Supongo que fue absolutamente decisivo el nacer en la familia que tú me elegiste. Hoy daría todo cuanto después he conseguido sólo por tener los padres y hermanos que tuve. Todos fueron testigos vivos de la presencia de tu amor. En ellos aprendí -¡qué fácilmente!- quién eras y cómo eres. Desde entonces amarte -y amar, por tanto, a todos y a todo- me empezó a resultar cuesta abajo. Lo absurdo habría sido no quererte. Lo difícil habría sido vivir en la amargura. La felicidad, la fe, la confianza en la vida fueron, para mí, como el plato de natillas que mamá pondría, infallablemente, a la hora de comer. Algo que vendría con toda seguridad.
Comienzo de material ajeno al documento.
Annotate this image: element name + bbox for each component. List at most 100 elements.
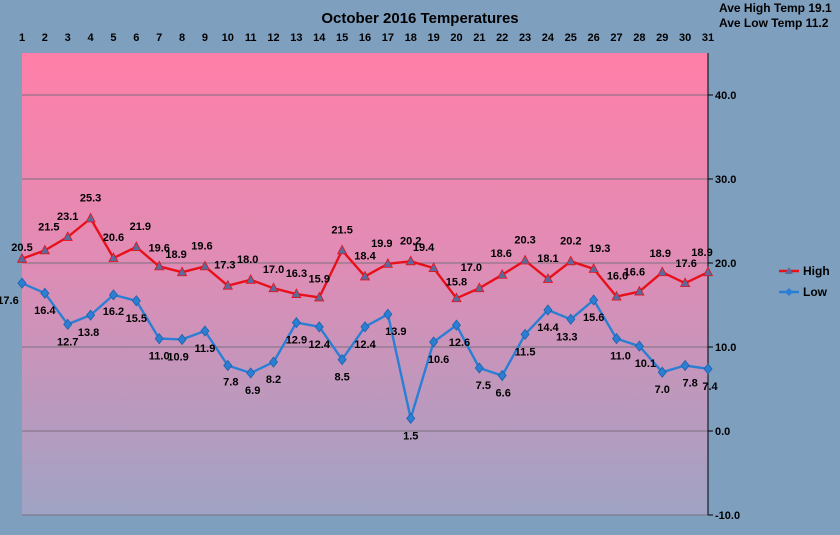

Y que si no venía, era simplemente porque aquel día estaban más caros los huevos, no porque hubiera escaseado el amor. Entonces aprendí también que el dolor era parte del juego. No una maldición, sino algo que entraba en el sueldo de vivir; algo que, en todo caso, siempre sería insuficiente para quitarnos la alegría.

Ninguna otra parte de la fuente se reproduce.